Billions of underserved healthcare customers rise to demand their share in the new wave of pharmaceutical products. While in the West the population ages, and people double their prescription medicine consumption every 20 months through the last 7 years of their lives.
Extensive innovation is called for both in the effort to come up with new drugs, and in the effort to manufacture the growing number of generic drugs in such cost effective way that the poorest will afford them -- and doing all that while keeping the pharmaceutical industry thriving.
To meet this challenge, having applied the InnovationSP methodology, the resulting conclusions are surprising:
AI stands to disrupt Big Pharma. The innovation bottleneck for new drug development is the large number of promising yet eventually disappointing molecular candidates for new medicines. AI, using ever smarter inference engines (e.g. BiPSA) will zero in on high-probability candidates. Such smart inference engines are a brain child of smart and creative individuals that work in small startups, not in big pharma.

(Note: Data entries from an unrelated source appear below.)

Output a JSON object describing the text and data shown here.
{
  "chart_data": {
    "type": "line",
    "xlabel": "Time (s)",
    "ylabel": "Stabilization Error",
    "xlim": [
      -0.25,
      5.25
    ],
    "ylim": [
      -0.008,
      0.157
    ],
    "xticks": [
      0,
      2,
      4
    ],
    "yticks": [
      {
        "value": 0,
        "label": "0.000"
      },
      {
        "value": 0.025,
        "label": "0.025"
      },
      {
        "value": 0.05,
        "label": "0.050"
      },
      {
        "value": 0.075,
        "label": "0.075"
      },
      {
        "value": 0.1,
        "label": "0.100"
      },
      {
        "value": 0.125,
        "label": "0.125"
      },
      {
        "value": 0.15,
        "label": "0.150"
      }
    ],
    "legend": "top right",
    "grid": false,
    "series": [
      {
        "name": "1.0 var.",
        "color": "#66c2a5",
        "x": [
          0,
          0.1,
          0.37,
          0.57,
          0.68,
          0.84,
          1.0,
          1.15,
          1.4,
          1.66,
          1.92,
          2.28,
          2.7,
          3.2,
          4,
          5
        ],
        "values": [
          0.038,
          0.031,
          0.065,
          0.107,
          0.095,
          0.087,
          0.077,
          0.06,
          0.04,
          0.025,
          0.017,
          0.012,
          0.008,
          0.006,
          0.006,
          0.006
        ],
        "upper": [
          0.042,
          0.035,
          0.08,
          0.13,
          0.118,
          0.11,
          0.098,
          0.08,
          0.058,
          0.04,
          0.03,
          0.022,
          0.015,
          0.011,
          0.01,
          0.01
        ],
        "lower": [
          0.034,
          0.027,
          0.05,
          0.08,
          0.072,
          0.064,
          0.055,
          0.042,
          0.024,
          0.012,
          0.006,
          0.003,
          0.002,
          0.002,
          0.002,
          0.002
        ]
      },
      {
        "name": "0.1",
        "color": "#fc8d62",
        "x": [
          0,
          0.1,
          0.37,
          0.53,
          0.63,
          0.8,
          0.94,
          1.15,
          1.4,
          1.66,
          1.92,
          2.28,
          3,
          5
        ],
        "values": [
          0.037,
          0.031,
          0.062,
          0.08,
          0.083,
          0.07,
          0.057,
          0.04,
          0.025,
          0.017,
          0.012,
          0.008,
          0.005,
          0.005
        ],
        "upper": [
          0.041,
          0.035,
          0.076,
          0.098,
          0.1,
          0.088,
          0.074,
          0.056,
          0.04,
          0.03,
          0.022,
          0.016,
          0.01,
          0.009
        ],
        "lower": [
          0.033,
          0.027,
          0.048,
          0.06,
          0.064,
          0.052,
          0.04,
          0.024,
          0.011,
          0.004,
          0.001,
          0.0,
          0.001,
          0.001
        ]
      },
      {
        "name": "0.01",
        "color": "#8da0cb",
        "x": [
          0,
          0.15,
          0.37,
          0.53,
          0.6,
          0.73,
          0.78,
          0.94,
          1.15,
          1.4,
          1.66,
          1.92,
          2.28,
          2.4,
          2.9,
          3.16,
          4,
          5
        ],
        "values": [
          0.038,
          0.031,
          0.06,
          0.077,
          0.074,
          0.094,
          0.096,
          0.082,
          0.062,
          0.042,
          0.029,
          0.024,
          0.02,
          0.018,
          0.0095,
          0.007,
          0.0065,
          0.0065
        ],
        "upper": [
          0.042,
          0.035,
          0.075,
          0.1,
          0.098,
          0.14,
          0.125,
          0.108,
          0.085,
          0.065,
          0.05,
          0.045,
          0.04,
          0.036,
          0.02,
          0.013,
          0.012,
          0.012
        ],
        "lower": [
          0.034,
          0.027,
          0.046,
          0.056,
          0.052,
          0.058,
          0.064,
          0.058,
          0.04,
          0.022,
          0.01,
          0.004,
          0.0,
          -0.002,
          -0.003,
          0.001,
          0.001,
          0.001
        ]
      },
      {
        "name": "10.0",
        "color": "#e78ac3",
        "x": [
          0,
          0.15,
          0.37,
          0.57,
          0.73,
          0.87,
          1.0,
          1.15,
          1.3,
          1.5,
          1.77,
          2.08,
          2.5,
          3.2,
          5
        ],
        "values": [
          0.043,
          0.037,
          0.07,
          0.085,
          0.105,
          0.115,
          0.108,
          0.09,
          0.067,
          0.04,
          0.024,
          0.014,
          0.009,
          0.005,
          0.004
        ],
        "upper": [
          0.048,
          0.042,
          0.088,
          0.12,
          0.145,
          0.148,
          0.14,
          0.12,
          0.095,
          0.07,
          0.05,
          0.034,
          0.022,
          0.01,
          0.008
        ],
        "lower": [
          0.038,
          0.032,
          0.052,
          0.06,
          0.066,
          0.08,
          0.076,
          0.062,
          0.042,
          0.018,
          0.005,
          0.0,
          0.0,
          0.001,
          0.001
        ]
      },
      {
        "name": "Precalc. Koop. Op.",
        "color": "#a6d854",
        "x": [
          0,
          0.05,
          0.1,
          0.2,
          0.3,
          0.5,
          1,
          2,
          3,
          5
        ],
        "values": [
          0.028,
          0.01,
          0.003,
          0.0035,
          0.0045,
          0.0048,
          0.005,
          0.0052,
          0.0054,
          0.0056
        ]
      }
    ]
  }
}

Such startups have joined with human testing facilities in the developing world where the regulatory climate is easier, and will then auction off their products to big pharma that will be left to package, promote and market the new medicine.
On the production front, we see dramatic innovation in multi-use material engineering facilities, ground breaking chemical processing that can operate on a small scale and undercut the cost of traditional industrial construction. E.g. a new US patent (11,745,153) creates super accurate versatile mixing, pipe-reactors, while it operates on new principles for phase and ingredient separation.
Here too, small startups are being set up to serve the underserved healthcare customers community.
More than any time in the past, the pharmaceutical industry stands to benefot from application of the InnovationSP platform, to meet the mounting challenges ahead.